Hening.
Malam ini yang Fauzan rasakan dalam hatinya. Merasakan embusan angin yang menusuk ke tulang belulang. Mendongak ke atas langit, terlihat ada taburan bintang, dan sebuah bulan sabit yang melengkung manis merekam ucapan yang nyaris menyerupai bisikan kepada semesta.
“Semesta, bayangan wanita senja itu masih membekas dalam benakku.”
Fauzan tidak melanjutkan, mencoba menuliskan sesuatu dalam secarik kertas yang sedikit bernoda. Mencoba menggarap seutas puisi sebagai pengganti perasaan hatinya yang sekarang. Mungkin, inilah langkah awal dan akhir yang harus dijalani. Merindu tanpa bertemu, mencintai tanpa harus dicintai.
“Kau sedang apa di sini? Angin malam sangat tidak bagus untuk kesehatan,” ucap Dion, Kakaknya.“Melihat taburan bintang dan bulan sabit. Apa kau tidak mau melihatnya juga?” tanya Fauzan, “siapa tahu, bunda juga sedang ada di sana. Melihat kita.”
Dion hanya tersenyum simpul. Mencoba melihat ke atas. Tersenyum.

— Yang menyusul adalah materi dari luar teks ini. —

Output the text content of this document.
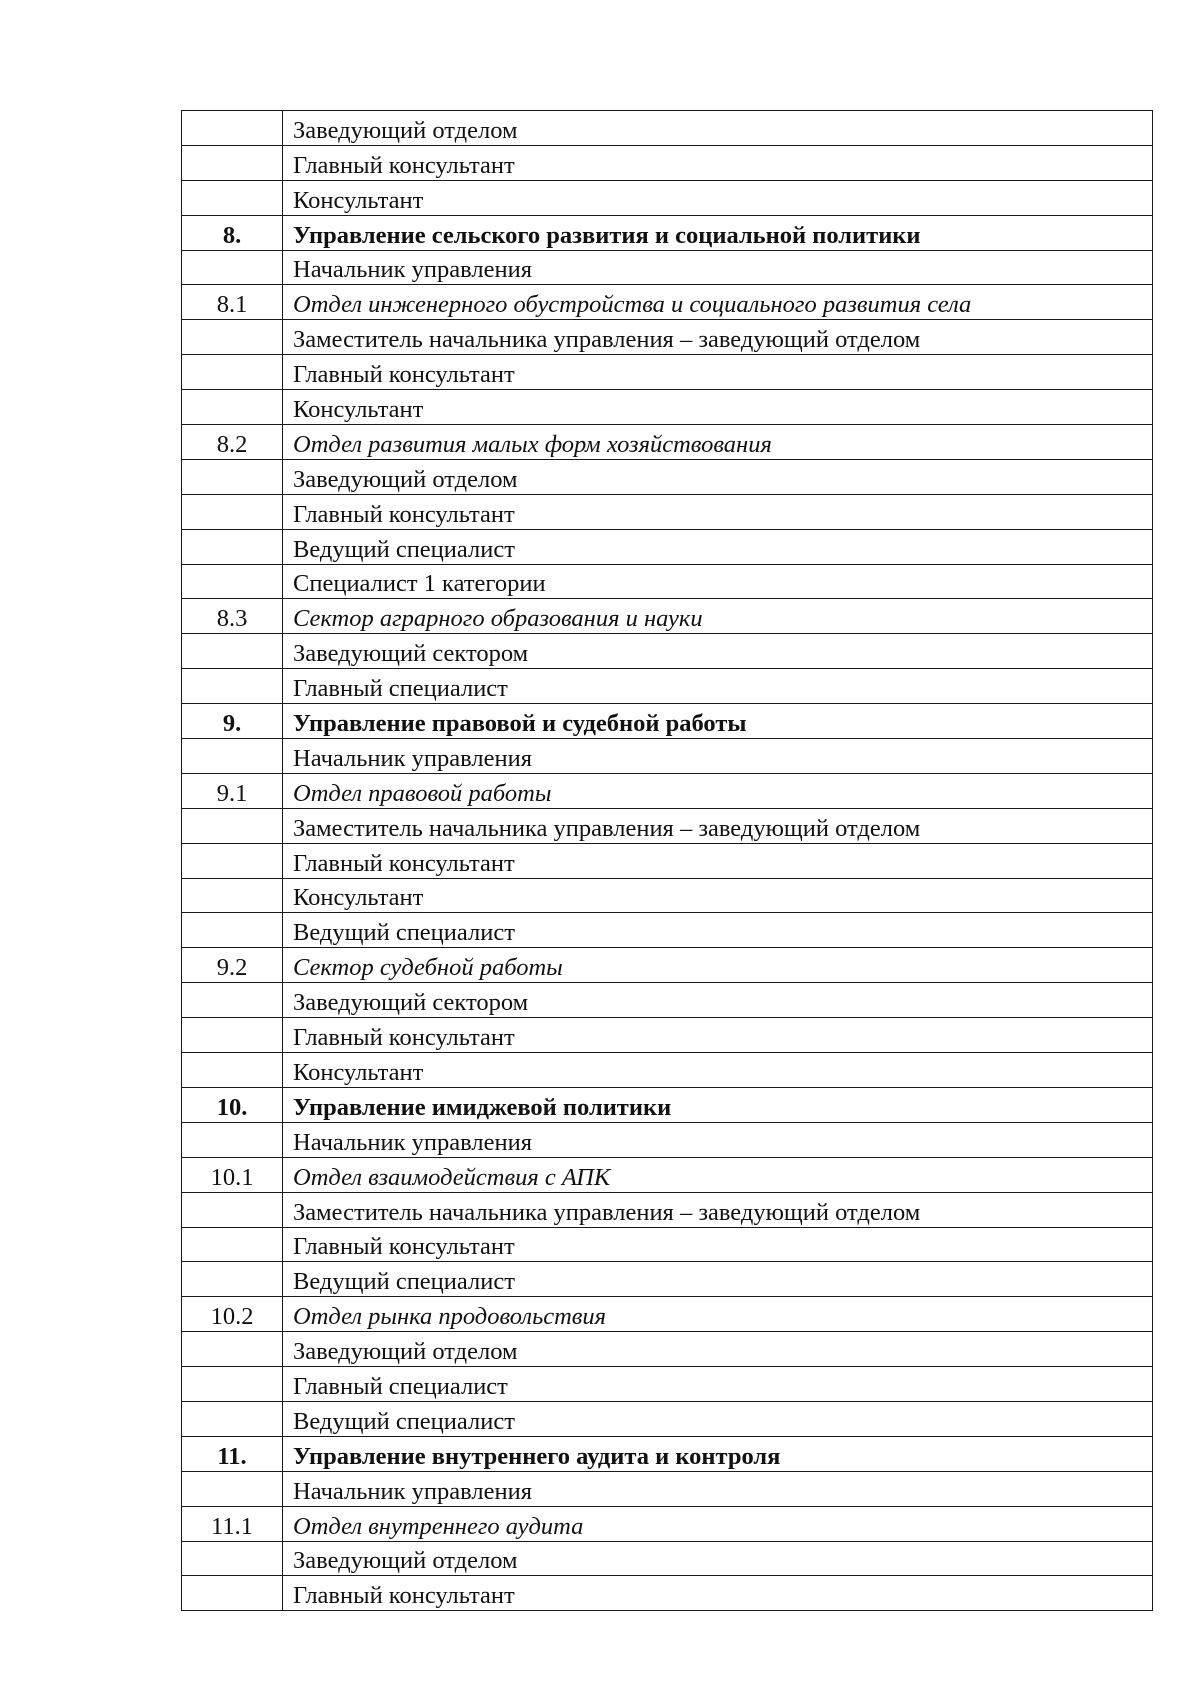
	Заведующий отделом
	Главный консультант
	Консультант
8.	Управление сельского развития и социальной политики
	Начальник управления
8.1	Отдел инженерного обустройства и социального развития села
	Заместитель начальника управления – заведующий отделом
	Главный консультант
	Консультант
8.2	Отдел развития малых форм хозяйствования
	Заведующий отделом
	Главный консультант
	Ведущий специалист
	Специалист 1 категории
8.3	Сектор аграрного образования и науки
	Заведующий сектором
	Главный специалист
9.	Управление правовой и судебной работы
	Начальник управления
9.1	Отдел правовой работы
	Заместитель начальника управления – заведующий отделом
	Главный консультант
	Консультант
	Ведущий специалист
9.2	Сектор судебной работы
	Заведующий сектором
	Главный консультант
	Консультант
10.	Управление имиджевой политики
	Начальник управления
10.1	Отдел взаимодействия с АПК
	Заместитель начальника управления – заведующий отделом
	Главный консультант
	Ведущий специалист
10.2	Отдел рынка продовольствия
	Заведующий отделом
	Главный специалист
	Ведущий специалист
11.	Управление внутреннего аудита и контроля
	Начальник управления
11.1	Отдел внутреннего аудита
	Заведующий отделом
	Главный консультант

Merekam keindahan bintang menggunakan benaknya. “Kau... tidak ingin mencari tahu siapa wanita yang kau tuliskan dalam kertas itu, Zan?” Dion bertanya, dengan sedikit menyelidik.
Lelaki berumur 19 tahun itu segera melipat kertas itu sembarang. “Bukan urusanmu, bukan?” ketus Fauzan, “lebih baik kau masuk ke dalam, aku sedang ingin sendiri di sini.”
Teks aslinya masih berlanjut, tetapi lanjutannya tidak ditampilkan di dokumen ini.